TEMPO.CO, Jakarta - Pakar tidur dokter Andreas Prasadja, RPSGT dari Snoring and Sleep Disorder Clinic di RS Mitra Kemayoran Jakarta mengungkap bahwa sejumlah pasiennya mengalami masalah tidur sejak pandemi COVID-19 dimulai di Indonesia. "Telah terjadi perubahan komposisi masalah tidur pada pasien saya. Sebelum pandemi, 50 persen pasien yang datang ke saya mengalami insomnia, sementara 50 persen lagi sleep apnea. Sekarang, 70 persen pasien saya adalah pasien insomnia dan 30 persen sleep apnea," kata Andreas dalam siaran pers, Kamis 18 Maret 2021.
Baca: Antara Tidur Berkualitas dan Gangguan Tidur, Simak Penjelasan Pakar
Ada beberapa dampak buruk bagi orang yang mengalami masalah tidur. Kurang tidur dapat mengakibatkan produksi hormon stres meningkat, sehingga melemahkan sistem imun tubuh. "Selain itu, bisa juga menyebabkan pembengkakan pada tubuh. Karenanya, mendapatkan tidur berkualitas menjadi lebih penting lagi di tengah pandemi ini," kata Andreas.
Menurut hasil studi tidur global Philips 2021 yang dirilis dalam rangka World Sleep Day 2021, masyarakat di kawasan Asia-Pasifik dan di seluruh dunia, mengalami setidaknya satu atau lebih tantangan tidur sejak awal mula COVID-19, dengan hampir dua pertiga (62 persen) responden menyatakan pandemi telah berdampak secara langsung terhadap kemampuan mereka untuk tidur nyenyak.
Seperti ketakutan dan kekhawatiran dalam situasi krisis umumnya, pandemi ini telah memperburuk masalah tidur masyarakat dunia. Hampir setahun setelah COVID-19 merebak, masyarakat di Asia Pasifik melaporkan bahwa mereka tidur lebih banyak, dengan rata-rata 7,2 jam per malam (dibandingkan 7,1 jam pada studi di 2020). Sayang data itu juga menyebutkan bahwa mereka merasa tidak puas dengan tidur mereka.
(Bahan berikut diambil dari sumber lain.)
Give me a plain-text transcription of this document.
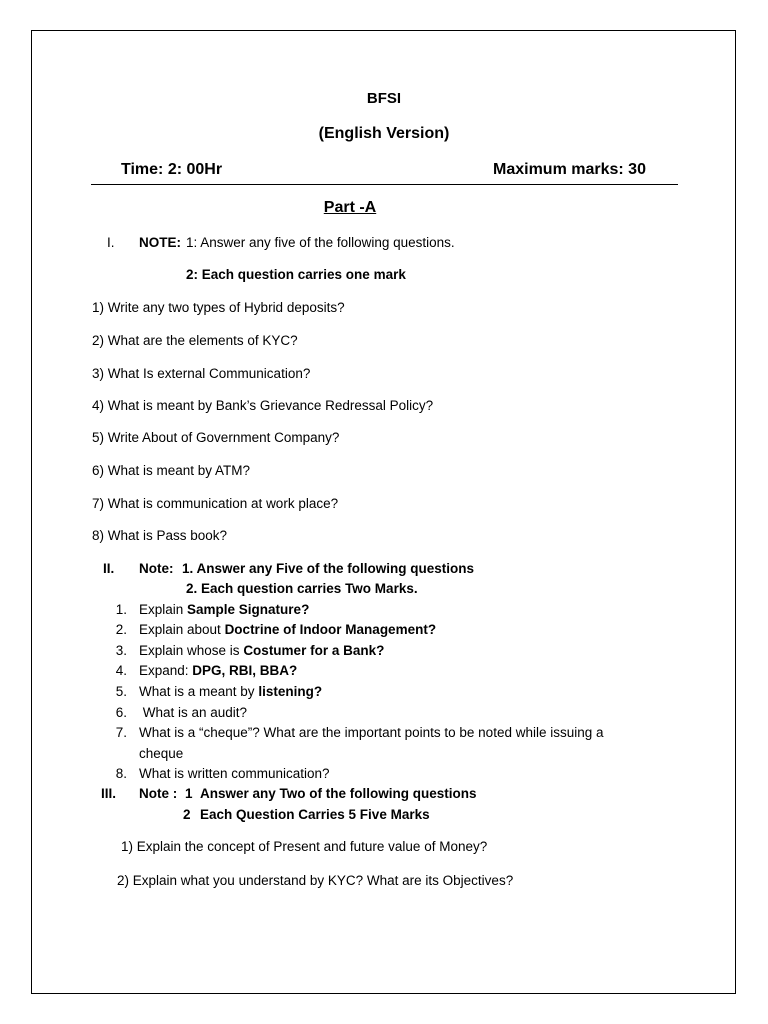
BFSI
(English Version)
Time: 2: 00Hr	Maximum marks: 30
Part -A
I. NOTE: 1: Answer any five of the following questions.
2: Each question carries one mark
1) Write any two types of Hybrid deposits?
2) What are the elements of KYC?
3) What Is external Communication?
4) What is meant by Bank’s Grievance Redressal Policy?
5) Write About of Government Company?
6) What is meant by ATM?
7) What is communication at work place?
8) What is Pass book?
II. Note: 1. Answer any Five of the following questions
2. Each question carries Two Marks.
1. Explain Sample Signature?
2. Explain about Doctrine of Indoor Management?
3. Explain whose is Costumer for a Bank?
4. Expand: DPG, RBI, BBA?
5. What is a meant by listening?
6. What is an audit?
7. What is a “cheque”? What are the important points to be noted while issuing a
cheque
8. What is written communication?
III. Note : 1 Answer any Two of the following questions
2 Each Question Carries 5 Five Marks
1) Explain the concept of Present and future value of Money?
2) Explain what you understand by KYC? What are its Objectives?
"Bagi setengah dari responden survei di Asia Pasifik, pola tidur mereka telah berubah Ketika pandemi melanda – hampir seperempat (22 persen) menyatakan bahwa waktu tidur malam mereka berkurang setiap malam, dengan hanya 35 persen mengaku merasa cukup istirahat ketika bangun pagi, dan 44 persen mengalami kantuk di siang hari," kata Pim Preesman, Presiden Direktur Philips Indonesia.
Mendapatkan tidur yang nyenyak hingga pagi merupakan tantangan bagi banyak orang. Responden studi mengalami kesulitan seperti terbangun di tengah malam (42 persen), kesulitan tertidur (33 persen), dan sulit untuk tetap tertidur (26 persen).
Kekhawatiran dan stres menjadi alasan utama mengapa orang dewasa di Asia Pasifik kurang tidur (21 persen), disusul oleh penggunaan gawai seperti ponsel dan tablet (17 persen) serta lingkungan tidur (16 persen).
Ada beberapa alasan masyarakat di kawasan Asia-Pasifik lebih lama terjaga. Salah satu alasan paling umum adalah karena mereka khawatir atau mengalami stres. Sebanyak 54 persen dari responden mengatakan mereka khawatir karena masalah finansial. 52 responden menjawab mereka stres karena tanggung jawab pekerjaan. Lalu 38 persen responden menjawab mereka mengkhawatirkan soal kesehatan diri dan keluarga. Selanjutnya, 34 persen orang juga stres karena kondisi keluarga secara umum. Lalu ada 43 persen responden lagi merasa khawatir dengan pandemi COVID-19 yang masih berlanjut.